Beyond the hospital studies, the lab is involved in creating a variety of immersive content for different purposes. “Our three main areas are patient engagement, learner education and clinical management. Right now, we’re working on creating simulated crisis scenarios for our learners that transports them to a trauma bay where they manage the scenario, or to a hospital bed to attend to a patient in intensive critical care.”

The lab is a first in Canada. “We are the only hospital that has started an official lab in Canada when it comes to immersive education like this,” says Alam.

VR labs are popping up across North America in many forward-looking hospitals to create interactive content. “Their main areas right now are patient engagement as well as to help medical students learn anatomy and histology. We are taking it beyond this.”

These are still early days for VR in healthcare, and people are experimenting and trying to find its best uses and rightful niche, says Alam.
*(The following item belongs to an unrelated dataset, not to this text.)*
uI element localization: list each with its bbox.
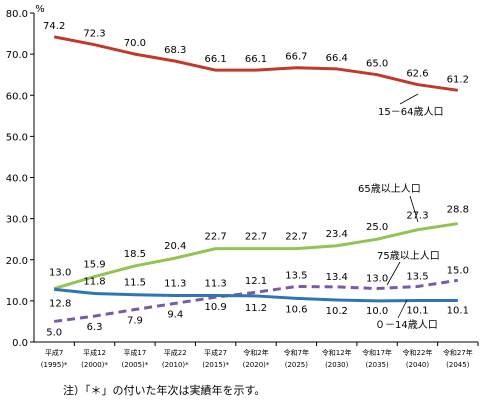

“It’s already a huge industry outside of healthcare. But VR technology is just a toy unless you create well- thought out content based on sound learning theories. With e-learning, we ran into problems years ago because content was just thrown online without any regard to its effectiveness online. We don’t want to make the same mistakes again. If anyone wants to create for VR, I think the most important thing for us, as educational leaders, is to make that we can actually enhance learning and engagement.”